D.C. SUPERIOR COURT
Comedian Fights to Retain Presidency of Sorority
Saturday, August 16, 2008
Comedian and actress Sheryl Underwood showed up with an entourage yesterday at D.C. Superior Court -- but it was hardly a laughing matter.
The comedian, a regular on the nationally syndicated Tom Joyner radio show, came to court to make her claim to the presidency of Zeta Phi Beta, a sorority with about 100,000 members. A challenger has filed a lawsuit trying to strip Underwood of the title.
Underwood, of West Hollywood, was elected president July 2 at the sorority's Las Vegas convention. But Kim Sawyer, a certified project manager from Bowie, and her supporters argued that the comedian did not receive enough votes to prevail. During a subsequent runoff election, Sawyer obtained the majority of the votes, and she wants those results recognized.

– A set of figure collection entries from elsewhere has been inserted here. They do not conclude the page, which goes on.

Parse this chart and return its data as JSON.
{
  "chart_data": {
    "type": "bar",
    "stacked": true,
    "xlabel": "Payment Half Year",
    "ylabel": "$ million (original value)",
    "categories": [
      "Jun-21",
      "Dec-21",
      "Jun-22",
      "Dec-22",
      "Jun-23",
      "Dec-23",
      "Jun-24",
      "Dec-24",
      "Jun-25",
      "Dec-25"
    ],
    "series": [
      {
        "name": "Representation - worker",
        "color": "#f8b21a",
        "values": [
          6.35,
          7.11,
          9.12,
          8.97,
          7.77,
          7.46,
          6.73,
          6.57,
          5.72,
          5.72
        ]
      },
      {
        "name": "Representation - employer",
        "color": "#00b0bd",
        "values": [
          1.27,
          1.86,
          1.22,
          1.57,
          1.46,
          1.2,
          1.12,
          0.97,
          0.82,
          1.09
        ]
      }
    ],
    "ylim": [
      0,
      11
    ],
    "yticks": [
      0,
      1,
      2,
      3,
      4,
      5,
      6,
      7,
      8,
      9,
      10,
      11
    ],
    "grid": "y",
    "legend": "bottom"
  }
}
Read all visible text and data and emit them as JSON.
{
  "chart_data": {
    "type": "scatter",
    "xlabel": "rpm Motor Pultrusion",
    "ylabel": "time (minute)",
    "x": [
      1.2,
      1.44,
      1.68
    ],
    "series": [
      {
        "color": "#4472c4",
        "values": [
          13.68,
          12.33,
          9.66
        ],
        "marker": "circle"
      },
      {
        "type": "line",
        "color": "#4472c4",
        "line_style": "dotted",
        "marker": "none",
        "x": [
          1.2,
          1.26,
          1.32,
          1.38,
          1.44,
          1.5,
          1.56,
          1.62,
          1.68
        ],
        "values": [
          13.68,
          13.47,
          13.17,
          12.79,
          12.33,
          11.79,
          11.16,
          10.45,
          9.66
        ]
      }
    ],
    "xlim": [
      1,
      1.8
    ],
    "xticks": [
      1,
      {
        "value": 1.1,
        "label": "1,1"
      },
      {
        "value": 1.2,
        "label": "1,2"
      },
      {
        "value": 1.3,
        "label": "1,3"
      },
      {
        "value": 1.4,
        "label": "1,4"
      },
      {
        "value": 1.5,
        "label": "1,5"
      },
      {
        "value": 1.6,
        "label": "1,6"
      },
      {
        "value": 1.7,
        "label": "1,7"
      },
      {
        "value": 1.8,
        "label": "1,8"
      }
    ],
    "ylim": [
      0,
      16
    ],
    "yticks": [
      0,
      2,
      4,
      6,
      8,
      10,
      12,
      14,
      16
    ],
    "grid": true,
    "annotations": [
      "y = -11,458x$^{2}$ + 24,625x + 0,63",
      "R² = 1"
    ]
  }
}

Sawyer filed suit against the sorority and Underwood. The case was filed in the District because the sorority was founded on the campus of Howard University in 1920 and is incorporated in the city.
Underwood's attorney, Elmer Douglass Ellis, argued that the runoff election was not sanctioned by the sorority. "It was a bogus election," Ellis said.
The Zetas' members include the late author Zora Neale Hurston, actress Jayne Kennedy and singer Dionne Warwick. Kennedy and Warwick were not in court, but nearly 100 other women, dressed in the sorority's royal blue, crowded the room.
D.C. Superior Court Judge Gerald I. Fisher ordered a mediation hearing for Sept. 17. If not settled then, the case will go to trial Nov. 13.
Underwood's presence caused a stir outside the courthouse, with fans stopping her for autographs or pictures. Many were familiar with her work on "Def Comedy Jam" and as host of "Comic View" on BET. Before getting into her limousine, a smiling Underwood said she was "proud my sorors have faith in me."
After the hearing, Sawyer declined to comment. Her attorney, Stephen J. Williams, said he and his client "plan to use any remedy available" in the fight for the position.
Zeta attorney R. Jonathan Charleston said he was confident the dispute will be resolved soon.